The service CA operator should ensure the SSL certificates rotate regularly before expiration. However, there might be a time when we want to force-rotate the SSL certificate. For instance, when the certificate’s private key is compromised, we might want to refresh all SSL certificates.
To force rotate an SSL certificate, we can delete the secret object containing the SSL certificate:
$ oc delete secret server-ssl-bundle
secret "server-ssl-bundle" deleted
Immediately after we delete it, the service CA operator should recreate the secret with the new certificate and private key:
$ oc describe secret server-ssl-bundle
Name: server-ssl-bundle
Namespace: ssl-rotate-demonstration
Labels: <none>
Annotations: openshift.io/description:
Secret contains a pair signed serving certificate/key that is generated by Service CA operator for service/ssl-rotate-demonstration-servic...

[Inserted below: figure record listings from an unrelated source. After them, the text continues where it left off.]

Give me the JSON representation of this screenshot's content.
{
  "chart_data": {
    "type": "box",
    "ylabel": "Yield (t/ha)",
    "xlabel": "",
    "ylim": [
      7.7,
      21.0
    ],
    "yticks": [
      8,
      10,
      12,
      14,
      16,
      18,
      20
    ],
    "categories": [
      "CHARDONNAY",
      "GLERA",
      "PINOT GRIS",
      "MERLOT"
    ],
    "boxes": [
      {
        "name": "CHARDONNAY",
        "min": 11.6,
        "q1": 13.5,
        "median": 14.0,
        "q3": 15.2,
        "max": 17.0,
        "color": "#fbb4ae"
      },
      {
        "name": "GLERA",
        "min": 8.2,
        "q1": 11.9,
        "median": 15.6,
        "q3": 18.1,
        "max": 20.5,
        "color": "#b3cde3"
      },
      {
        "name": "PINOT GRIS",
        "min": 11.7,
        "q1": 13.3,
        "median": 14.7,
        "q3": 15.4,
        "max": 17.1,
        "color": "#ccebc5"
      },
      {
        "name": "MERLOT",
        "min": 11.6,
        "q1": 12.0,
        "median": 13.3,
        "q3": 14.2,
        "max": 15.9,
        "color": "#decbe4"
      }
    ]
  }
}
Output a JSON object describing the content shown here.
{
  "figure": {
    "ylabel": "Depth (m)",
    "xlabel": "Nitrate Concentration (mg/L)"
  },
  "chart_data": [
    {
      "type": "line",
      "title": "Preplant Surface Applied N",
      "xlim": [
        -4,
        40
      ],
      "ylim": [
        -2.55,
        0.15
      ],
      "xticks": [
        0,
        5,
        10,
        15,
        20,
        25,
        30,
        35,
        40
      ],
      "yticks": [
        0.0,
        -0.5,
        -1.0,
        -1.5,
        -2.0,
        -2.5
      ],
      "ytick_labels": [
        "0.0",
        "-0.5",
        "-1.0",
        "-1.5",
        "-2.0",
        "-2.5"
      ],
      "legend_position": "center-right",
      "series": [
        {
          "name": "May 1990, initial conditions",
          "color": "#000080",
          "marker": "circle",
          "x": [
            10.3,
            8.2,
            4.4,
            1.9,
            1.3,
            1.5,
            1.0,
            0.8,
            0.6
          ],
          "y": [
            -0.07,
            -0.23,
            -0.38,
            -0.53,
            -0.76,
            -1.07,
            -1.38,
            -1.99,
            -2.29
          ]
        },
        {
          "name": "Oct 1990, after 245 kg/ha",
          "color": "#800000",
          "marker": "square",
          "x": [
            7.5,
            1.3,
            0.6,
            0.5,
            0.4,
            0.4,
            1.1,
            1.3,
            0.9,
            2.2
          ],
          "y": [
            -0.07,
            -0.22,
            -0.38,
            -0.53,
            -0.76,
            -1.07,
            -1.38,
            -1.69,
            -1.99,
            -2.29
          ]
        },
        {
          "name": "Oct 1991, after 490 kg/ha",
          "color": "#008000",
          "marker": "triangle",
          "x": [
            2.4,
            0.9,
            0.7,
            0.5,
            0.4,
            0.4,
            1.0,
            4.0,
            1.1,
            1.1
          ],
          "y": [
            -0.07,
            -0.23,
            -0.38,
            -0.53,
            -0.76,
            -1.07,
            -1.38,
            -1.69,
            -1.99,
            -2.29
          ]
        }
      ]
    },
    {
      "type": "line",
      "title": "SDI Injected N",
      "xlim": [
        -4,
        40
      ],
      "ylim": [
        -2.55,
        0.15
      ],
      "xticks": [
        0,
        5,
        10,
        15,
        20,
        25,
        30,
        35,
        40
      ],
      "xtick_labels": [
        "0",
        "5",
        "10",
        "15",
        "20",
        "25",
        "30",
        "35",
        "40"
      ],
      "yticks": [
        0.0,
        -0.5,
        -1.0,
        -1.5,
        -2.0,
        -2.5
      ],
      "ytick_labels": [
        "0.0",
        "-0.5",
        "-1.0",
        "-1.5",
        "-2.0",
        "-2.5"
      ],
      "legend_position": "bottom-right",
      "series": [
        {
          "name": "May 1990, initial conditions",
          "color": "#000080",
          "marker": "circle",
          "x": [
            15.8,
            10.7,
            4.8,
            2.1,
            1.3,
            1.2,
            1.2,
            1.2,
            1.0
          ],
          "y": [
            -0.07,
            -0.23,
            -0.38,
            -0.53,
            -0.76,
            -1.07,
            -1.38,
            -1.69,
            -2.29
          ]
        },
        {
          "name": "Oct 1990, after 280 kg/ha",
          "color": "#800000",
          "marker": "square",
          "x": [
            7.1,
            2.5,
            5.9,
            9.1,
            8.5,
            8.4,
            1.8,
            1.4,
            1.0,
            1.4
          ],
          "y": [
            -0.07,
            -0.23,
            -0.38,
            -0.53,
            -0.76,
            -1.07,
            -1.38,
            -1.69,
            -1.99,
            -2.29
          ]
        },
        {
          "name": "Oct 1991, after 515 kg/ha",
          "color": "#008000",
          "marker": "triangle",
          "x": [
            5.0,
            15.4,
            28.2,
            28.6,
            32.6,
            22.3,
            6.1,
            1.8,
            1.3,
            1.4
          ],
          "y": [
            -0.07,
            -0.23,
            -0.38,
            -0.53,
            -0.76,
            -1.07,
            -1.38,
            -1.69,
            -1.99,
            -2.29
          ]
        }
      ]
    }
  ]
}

openshift.io/owning-component: service-ca
service.alpha.openshift.io/expiry: 2027-06-01T04:15:56Z
service.beta.openshift.io/expiry: 2027-06-01T04:15:56Z
service.beta.openshift.io/originating-service-name: ssl-rotate-demonstration-service
service.beta.openshift.io/originating-service-uid: 96317ba8-a8af-40f3-9ef9-edb421aa0519
Type: kubernetes.io/tls
Data
====
tls.crt: 2761 bytes
tls.key: 1679 bytes
Notably, the expiry date time is refreshed compared to when we first described the same secret object.
In this tutorial, we briefly learned that OpenShift builds on top of Kubernetes to offer more components out of the box that ease the development experience.
Then, we discussed the service CA operator and how its two controllers automate the management of SSL certificates. Finally, we walked through an example in which we deploy an HTTPS Spring Boot server application to an OpenShift cluster.